Dexter: Resurrection
7/14/25, 9:00 PM
Author: Taylor Crisostomo
Some shows come back to redeem themselves. Dexter: Resurrection doesn’t. It claws its way out of the grave not to apologize, but to finish what it started. Bruised, bitter, and bleeding.
SPOILER ALERT: This article contains major spoilers from the first two episodes of Dexter: Resurrection. If you haven’t watched them yet and want to go in clean, stop here. Seriously. You’ve been warned.
Dexter: Resurrection
The series picks up ten weeks after Dexter’s supposed death at the hands of his son Harrison at the end of New Blood. Turns out, that wasn’t the end. A botched shot, the frigid cold, and the kind of network logic we’ve come to expect brings Dexter back. Alive, broken, and in a hospital bed in upstate New York.

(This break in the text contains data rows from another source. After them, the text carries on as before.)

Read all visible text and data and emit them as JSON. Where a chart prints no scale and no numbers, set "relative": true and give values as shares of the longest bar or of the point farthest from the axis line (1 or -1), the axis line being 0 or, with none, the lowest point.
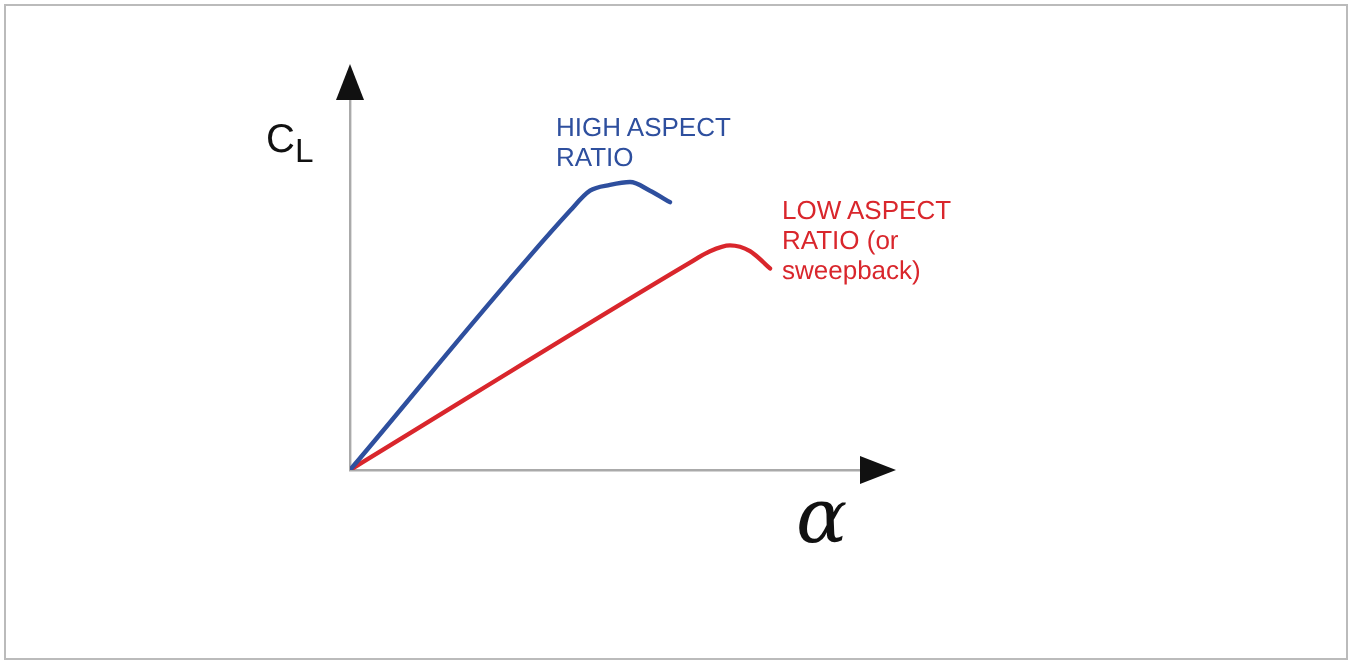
{
  "chart_data": {
    "type": "line",
    "relative": true,
    "xlabel": "α",
    "ylabel": "C$_{L}$",
    "categories": [
      null,
      null,
      null,
      null,
      null,
      null,
      null,
      null,
      null,
      null,
      null,
      null,
      null,
      null,
      null,
      null,
      null,
      null,
      null,
      null,
      null,
      null
    ],
    "legend": false,
    "grid": false,
    "marker": "none",
    "line_style": "solid",
    "series": [
      {
        "name": "HIGH ASPECT RATIO",
        "color": "#2e4f9e",
        "values": [
          0,
          null,
          null,
          null,
          null,
          null,
          null,
          null,
          null,
          null,
          null,
          0.9,
          0.97,
          0.99,
          1,
          0.97,
          0.93,
          null,
          null,
          null,
          null,
          null
        ]
      },
      {
        "name": "LOW ASPECT RATIO (or sweepback)",
        "color": "#d9262c",
        "values": [
          0,
          null,
          null,
          null,
          null,
          null,
          null,
          null,
          null,
          null,
          null,
          null,
          null,
          null,
          null,
          null,
          null,
          0.72,
          0.76,
          0.78,
          0.76,
          0.7
        ]
      }
    ]
  }
}
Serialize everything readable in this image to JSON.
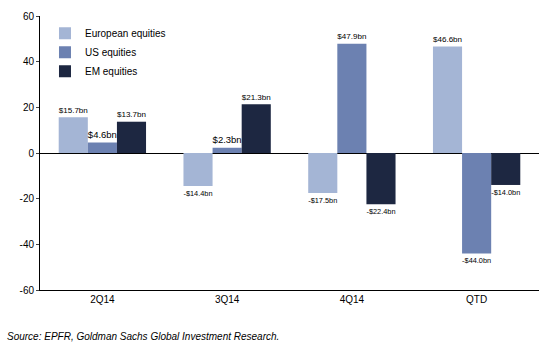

It’s a choice, but one that feels surprisingly honest. There’s no grandeur in his survival. Just a stitched up torso, a hollow stare, and a bunch of ghosts. Trinity. Doakes. Harry. Miguel Prado. They appear in his mind, while in a coma. Judging, mocking, haunting. It feels like a reminder that Dexter didn’t just disappear, he left a crater behind and the show wants you to revisit that before starting a new arc.
Harrison’s Descent Isn’t a Mystery, It’s a Mirror
While Dexter is stumbling back to life, Harrison is already spiraling. He’s in New York, working at a hotel, trying to pass for normal. He fails.
By the end of the first episode, Harrison’s killed a man. A rapist in an elevator and covered it up with enough skill that is reminiscent of Dexter’s kills, but not enough to be careful. It’s not justice. It’s instinct. And the cleanup? Not perfect. Sloppy enough to raise suspicion.
It’s Harrison’s act, not Dexter’s, that lights the fuse. NYPD detectives start unraveling the scene, tracking footage, piecing together something that doesn’t add up. That tension, watching Dexter realize that Harrison is becoming what he used to be, is where the show finds its pulse. The Dark Passenger isn’t haunting Dexter anymore. It’s driving Harrison.
Blood and Brutality Are Back, and Then Some
One of the most immediately noticeable shifts in Resurrection is its return to graphic violence, but with a new edge. The kills are more visceral, bloodier, and grimmer than most of the original run. Where earlier seasons sometimes flirted with camera precision, these scenes are raw, messy, and kind of just brutal. The show doesn’t shy away from the blood and there’s a weight to the gore that feels more grounded and less glamorized.
This ramped-up gore isn’t just for shock. It feels like a reflection of the emotional and psychological unraveling of both Dexter and Harrison. Violence isn’t a ritual or game here, it feels desperate, panicked, and chaotic. The imagery amplifies the sense that the characters are losing control, and I really liked that.
Angela Letting Dexter Off the Hook Feels Cheap
One of the more glaring missteps in my opinion, is in the first episode. How Resurrection tries to smooth over Dexter’s very obvious brush with the law. During the finale of New Blood, Dexter’s girlfriend and Police Chief of Iron Lake, Angela Bishop, put the pieces together and realized Dexter was the Bay Harbor Butcher. Even arresting him before he escaped and was subsequently shot by Harrison. But in the first episode of Resurrection, when Dexter wakes in his hospital bed, he receives a post card from Angela, stating that they are even. Insinuating that she doesn’t intend to follow through with her arrest and instead, will keep his secret. Her choice feels less like a believable character moment and more like a convenient plot shortcut, an easy way to keep Dexter one step ahead without earning it. In a show otherwise invested in consequences and reckoning, this undercuts the tension in a way that feels cheap. It leaves me wondering why the law always seems to bend whenever Dexter is involved.
Two Episodes In: Where Are We Headed?
Don’t expect a return to the old rhythm. There’s no “code,” no ritual, no kill-of-the-week. What Resurrection is building toward isn’t structure, it’s collapse. A father chasing a son not to stop him, but maybe to understand what he created. A boy mimicking patterns he doesn’t understand. A legacy Dexter never meant to leave, now taking shape in front of him.
Bottom Line:
As a long time fan of the original Dexter series, even I was skeptical of the revamp. He was dead. We were done, but this feels different. This isn’t a redemption arc. It’s aftermath. And it might be exactly what the story needs for its final ending. Or maybe just the end of Dexter, and the start of Harrison.